The purpose of this paper is to investigate the sources of exchange rate fluctuations in India by applying the structural VAR (SVAR) model. This paper differs from the prior literature in the following ways. First, we employ the trivariate VAR model composed of the relative output of India and a foreign country, the nominal exchange rate, and the real exchange rate between India and a foreign country. Unlike Clarida and Gali (1994) and others, by using the nominal exchange rate instead of the relative price level, this paper enables easier comparison of its results with prior studies on India. Second, considering the close trade relations, we alternately use the US or the euro area as a foreign country in the VAR system, and this enables us to confirm the robustness of the empirical results. Finally, this paper examines the more recent period of January 1999 to February 2009, whereas previous studies on India examined the period from 1993 to the early 2000s. The sample period in this paper corresponds roughly to the period of large capital flows to India.

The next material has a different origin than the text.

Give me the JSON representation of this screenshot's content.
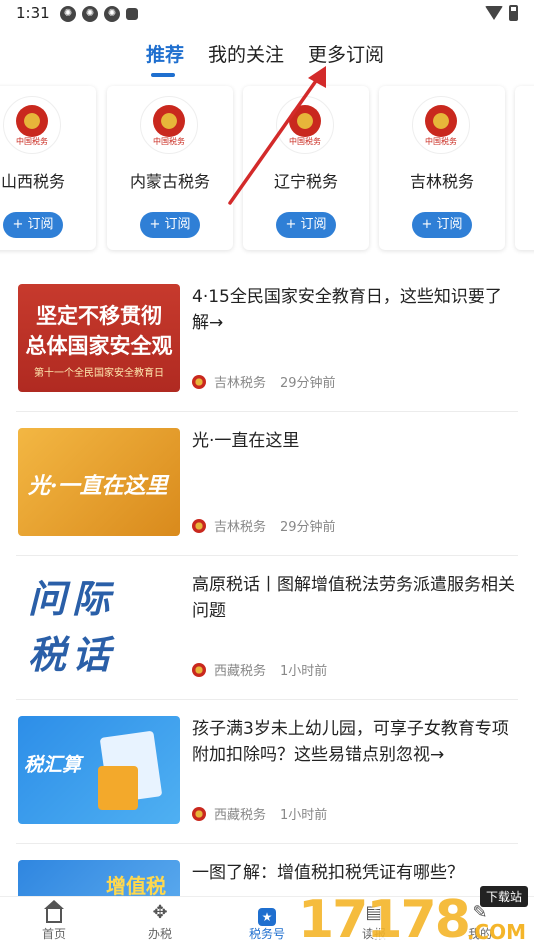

In continuation, the second section provides the definitions and the data sources. The third section presents a brief explanation of the empirical techniques, and the fourth section shows the empirical results for India and the US and for India and the euro area, respectively.

The concluding remarks summarize the main findings of this study and educe several interpretations.

2. Data

The data are obtained from the International Financial Statistics (IFS) published by the International Monetary Fund (IMF). Our empirical analysis is conducted on the basis of monthly observations during the period between January 1999 and February 2009. We use the exchange rates, consumer price indexes, and industrial production indexes (seasonally adjusted) for India, the United States, and the euro area. The exchange rate is expressed per unit of the foreign currency (US dollar or euro).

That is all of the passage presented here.